Google ha ufficialmente interrotto la vendita dei dispositivi Chromecast con Google TV 4K e HD. Se visiti la pagina dei prodotti sul sito italiano (o anche su quello statunitense), troverai il messaggio “Non più disponibile” per entrambi i modelli. Una decisione che segna la fine di un’era per uno dei dispositivi di streaming più amati e accessibili degli ultimi anni assieme al firestick di Amazon.

I Chromecast, lanciati rispettivamente nel 2020 (4K) e nel 2022 (HD), sono stati a lungo considerati una soluzione economica e affidabile per trasformare qualsiasi televisore in una smart TV. Con il loro design compatto e la facilità d’uso, hanno conquistato milioni di utenti in tutto il mondo. Tuttavia, Google sembra ora voler puntare su soluzioni più integrate, come i televisori Google powered con funzionalità di streaming già incorporate, ritenendo che questa sia la direzione preferita dai consumatori moderni.

 La fine di un’era innovativa

I Chromecast sono stati introdotti da Google nel 2013, rivoluzionando il modo in cui guardavamo i contenuti in streaming. L’idea era semplice ma geniale: un piccolo dongle da collegare alla porta HDMI del televisore, che permetteva di trasmettere contenuti dallo smartphone, tablet o computer direttamente sullo schermo grande. Una soluzione che ha reso accessibile a tutti l’accesso a servizi come Netflix, YouTube e Spotify, senza dover acquistare costosi televisori smart.

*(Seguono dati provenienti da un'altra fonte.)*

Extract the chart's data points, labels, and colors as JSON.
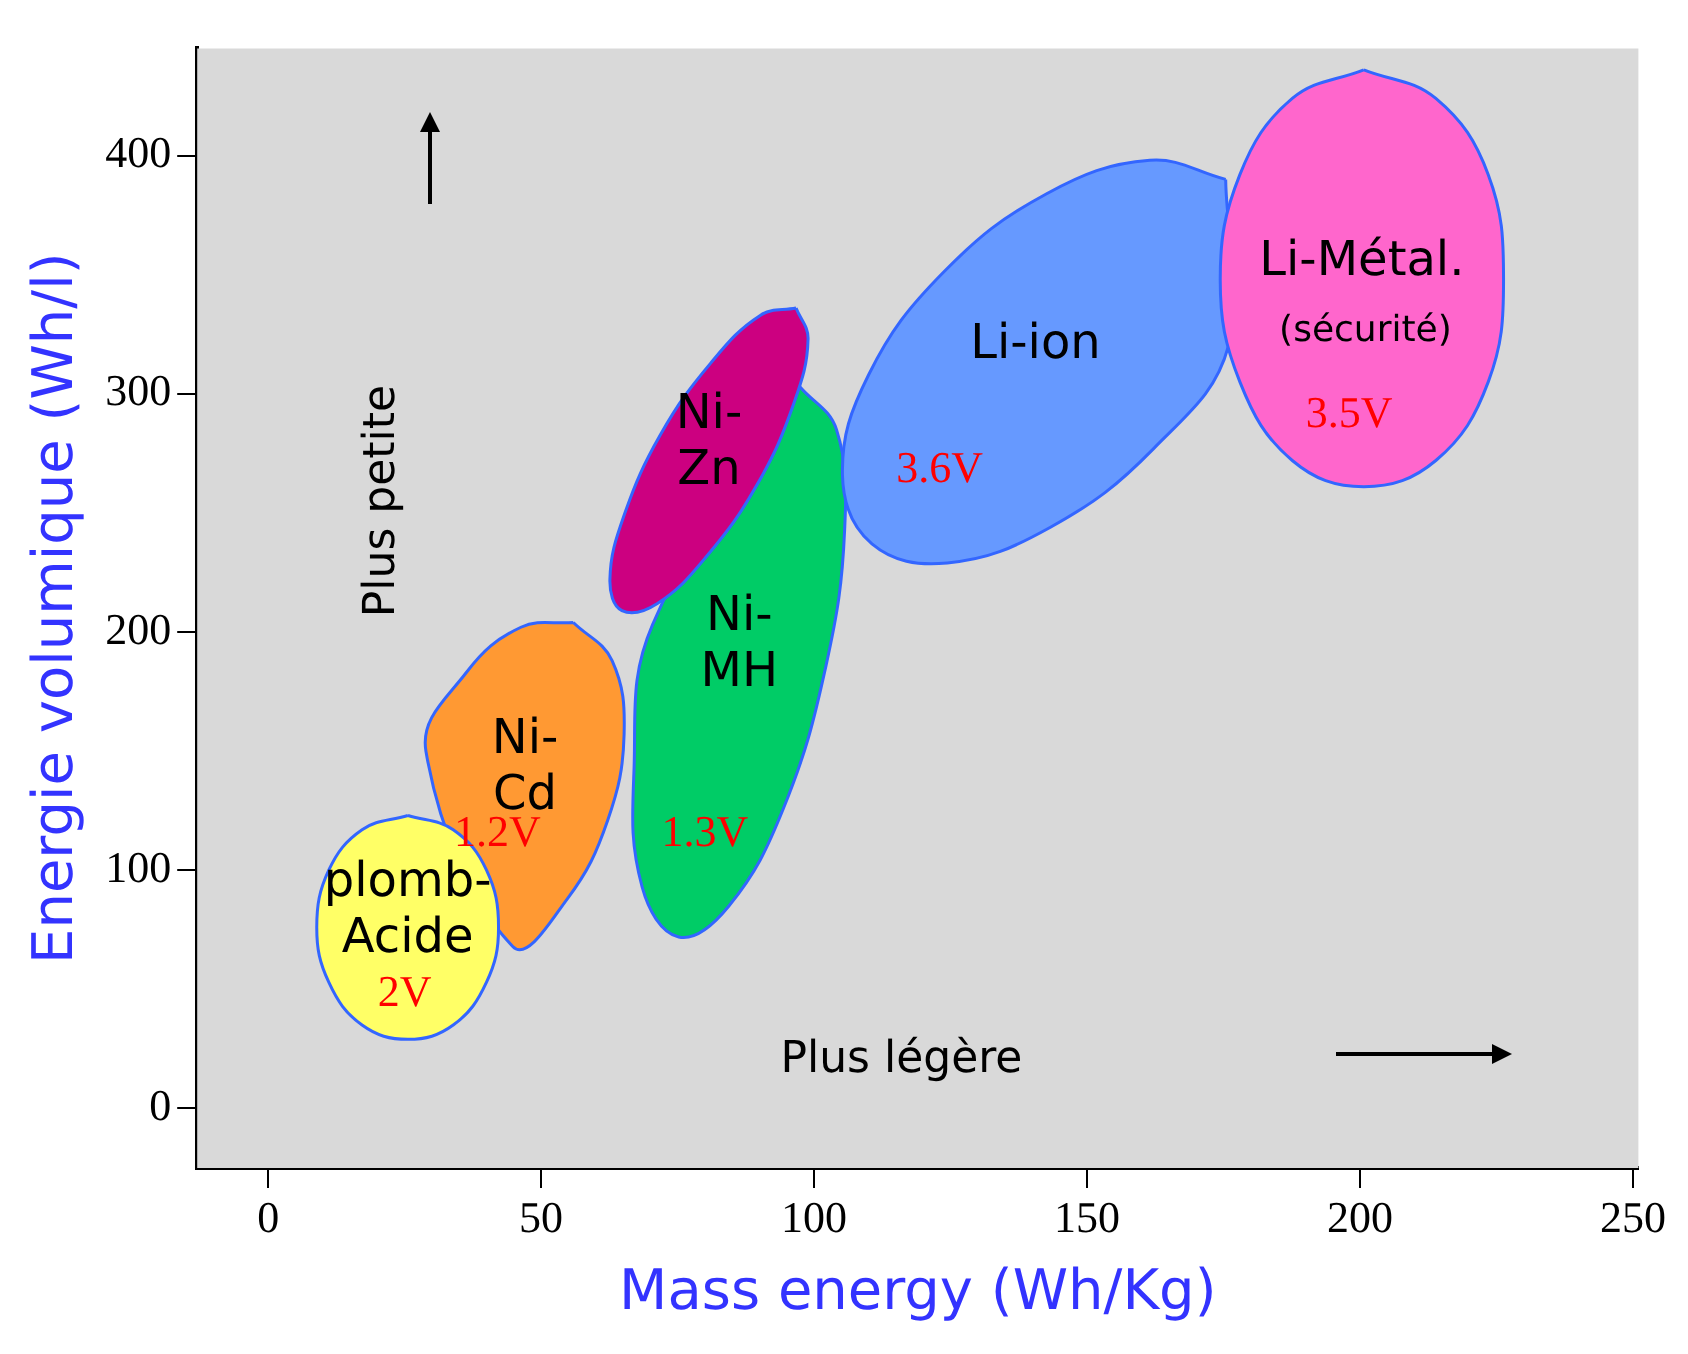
{
  "chart_data": {
    "type": "area",
    "xlabel": "Mass energy (Wh/Kg)",
    "ylabel": "Energie volumique (Wh/l)",
    "xlim": [
      -13,
      251
    ],
    "xticks": [
      0,
      50,
      100,
      150,
      200,
      250
    ],
    "ylim": [
      -25,
      445
    ],
    "yticks": [
      0,
      100,
      200,
      300,
      400
    ],
    "grid": false,
    "legend": false,
    "series": [
      {
        "name": "Ni-Cd",
        "color": "#ff9933",
        "x": [
          55.9,
          63,
          65.2,
          62.2,
          54.8,
          44.8,
          28.9,
          36.3,
          46.3,
          55.9
        ],
        "values": [
          204,
          188,
          157,
          121,
          88,
          68,
          150,
          183,
          202,
          204
        ]
      },
      {
        "name": "plomb-Acide",
        "color": "#ffff66",
        "x": [
          25.6,
          33.9,
          40,
          42.2,
          40,
          33.9,
          25.6,
          17.2,
          11.1,
          8.9,
          11.1,
          17.2,
          25.6
        ],
        "values": [
          123,
          117,
          100,
          76,
          53,
          35,
          29,
          35,
          53,
          76,
          100,
          117,
          123
        ]
      },
      {
        "name": "Ni-MH",
        "color": "#00cc66",
        "x": [
          97.4,
          104.1,
          105.6,
          102.2,
          94.4,
          84.4,
          75.2,
          68.5,
          67,
          70.4,
          97.4
        ],
        "values": [
          303,
          285,
          243,
          186,
          126,
          85,
          72,
          93,
          141,
          203,
          303
        ]
      },
      {
        "name": "Ni-Zn",
        "color": "#cc0080",
        "x": [
          96.7,
          98.9,
          96.3,
          89.6,
          80.4,
          71.3,
          64.8,
          62.6,
          65.2,
          71.9,
          81.1,
          90.2,
          96.7
        ],
        "values": [
          336,
          323,
          296,
          262,
          232,
          212,
          209,
          222,
          249,
          283,
          313,
          333,
          336
        ]
      },
      {
        "name": "Li-ion",
        "color": "#6699ff",
        "x": [
          175.4,
          175.9,
          162.2,
          143.3,
          124.4,
          110.6,
          105.2,
          110,
          123.7,
          142.6,
          161.5,
          175.4
        ],
        "values": [
          390,
          320,
          277,
          244,
          229,
          237,
          266,
          308,
          351,
          384,
          398,
          390
        ]
      },
      {
        "name": "Li-Métal.",
        "color": "#ff66cc",
        "x": [
          200.7,
          213.9,
          223.5,
          226.3,
          223.5,
          213.9,
          200.7,
          187.6,
          178,
          174.4,
          178,
          187.6,
          200.7
        ],
        "values": [
          436,
          424,
          392,
          348,
          305,
          272,
          261,
          272,
          305,
          348,
          392,
          424,
          436
        ]
      }
    ],
    "annotations": [
      "Plus petite",
      "Plus légère",
      "2V",
      "1.2V",
      "1.3V",
      "3.6V",
      "3.5V",
      "(sécurité)"
    ]
  }
}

Nel corso degli anni, i Chromecast hanno subito diverse evoluzioni. La seconda generazione, lanciata nel 2015, ha portato miglioramenti nel design e nelle prestazioni. Nel 2016 è arrivato il Chromecast Ultra, capace di supportare la risoluzione 4K e l’HDR. Ma la vera svolta è arrivata nel 2020 con il Chromecast con Google TV, che ha introdotto un’interfaccia dedicata e un telecomando, trasformando il dispositivo in un vero e proprio set-top box.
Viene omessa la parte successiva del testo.